Seth walked closer, hands in his coat pockets, wearing a grin that could cut marble.
"We're not just breathing, old man," he said, cocky and proud. "We beat it. Not a scratch on us."
The old man raised an eyebrow, clearly unimpressed but amused nonetheless. The corner of his lips tugged upward as he flicked the ash of his cigarette.
"Cocky little thing, aren't ya."
The three climbed in, squeezing into the worn leather of the backseat. As the engine hummed to life, the world outside blurred into green streaks.
Rael, pressed between the two, was lost in thought. He glanced at his hands, remembering the weight of the battle.
"There were five of us… right?" he asked, eyes still on the window. "Back in that room. So the other two… including Zeke. That was their first mission too?"
Ethan nodded. "Yeah. Standard age to enter active duty is fifteen. All of us were sent out around that age."
Rael tilted his head slightly. "Wait… even Zeke?"
The image of that towering figure returned to his mind—Zeke, easily over six-foot-eight, built like a walking fortress.
Ethan and Seth exchanged glances, and a strange grin crept onto both their faces. It was the look of boys about to drop a joke too good to pass up.

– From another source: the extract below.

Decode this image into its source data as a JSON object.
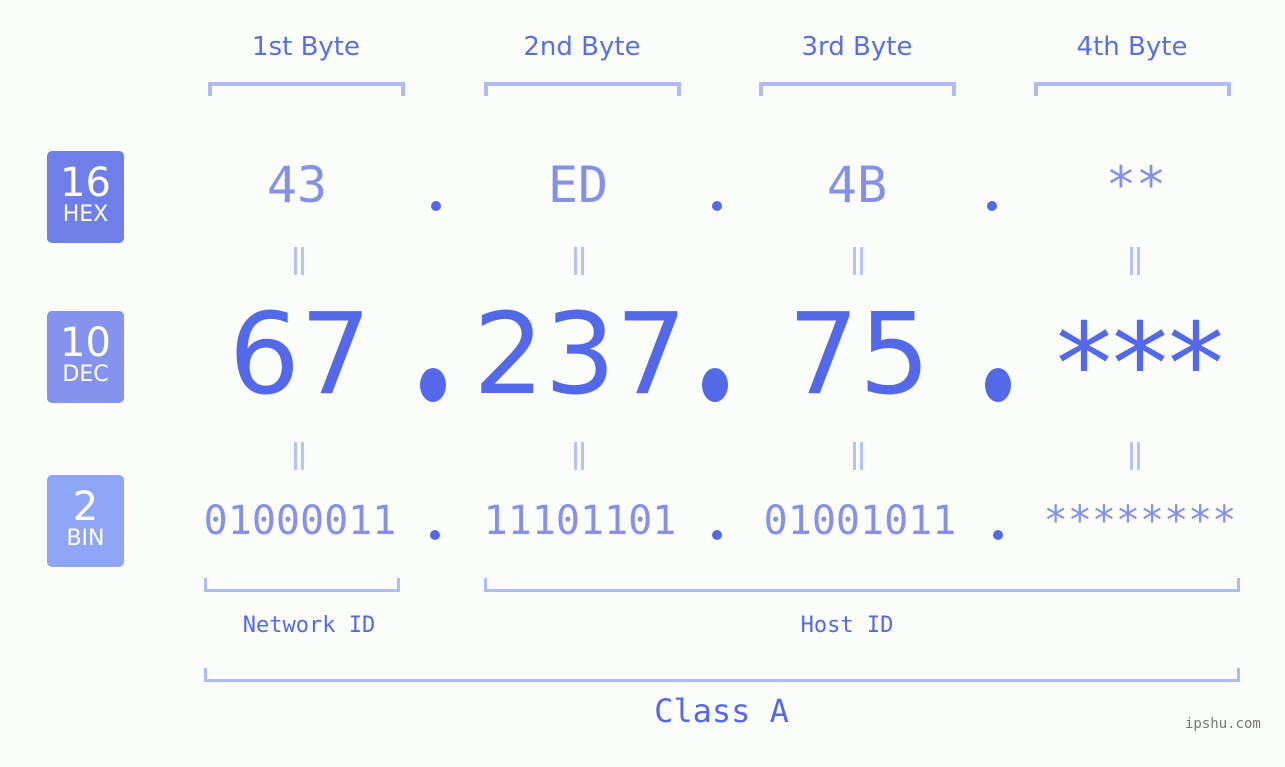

"Nope," Ethan said, trying hard not to snicker. "He's just like you—new. Only difference is… he just awakened his Myre later than us."
Seth leaned closer. "Guess how old you think he is, Rael."
Rael furrowed his brow, picturing Zeke's stern, mature face, the way he towered over even grown men.
"Uhh… thirty?"
For a heartbeat, silence. Then came the explosion.
Both Ethan and Seth burst into unrestrained laughter, slapping the seats and each other's backs like lunatics.
"Thirty!?" Seth repeated between wheezes.
Ethan nearly choked. "You poor thing! He just turned fifteen two months ago!"
Rael sat stunned, mouth half open. Not because he'd been pranked, but because Zeke—hulking, war-forged Zeke—was the same age as him.
"That's not even fair…" he muttered under his breath.
The cityscape returned in flashes as they neared their base. Concrete, steel, and dusk-colored lights welcomed them back. As always, they arrived at the door marked by a single, massive "H"—silent, metallic, unyielding.
They stood before it, and in unison, whispered:
"Kurorei."
A low hum answered.
With a mechanical hiss, the iron slabs pulled apart, revealing the same vast chamber. The elevator waited—ancient, slow, and deep—and brought them down again into the underbelly of the world.
Down below, life resumed like always. A city carved beneath the earth: streets, lights, stalls, homes, and voices. The cafeteria was alive again, the scent of steaming broth and grilled meats wafting through the halls.
And there he was.
Zeke, at a corner table, munching with calm, mechanical precision. Plates stacked like towers beside him. Fork in one hand, bowl in another. Unbothered. Unaware.
Ethan and Seth spotted him at once and pounced like hyenas.
"Zeke!"
"You look thirty!"
Their voices rang through the hall, echoing like kids who'd just found gold. Even the Eidolon boy looked up, half-choked with laughter. Zeke, silent, turned his gaze slowly toward Rael.
And Rael?
Gone.
He had teleported halfway across the cafeteria in a blink, now sitting stiff and awkward at a distant table, cheeks flushed.
Ethan and Seth were still howling.
"Thirty! Hahaha—Rael actually thought—!"
Zeke blinked once. Sighed. And went back to eating.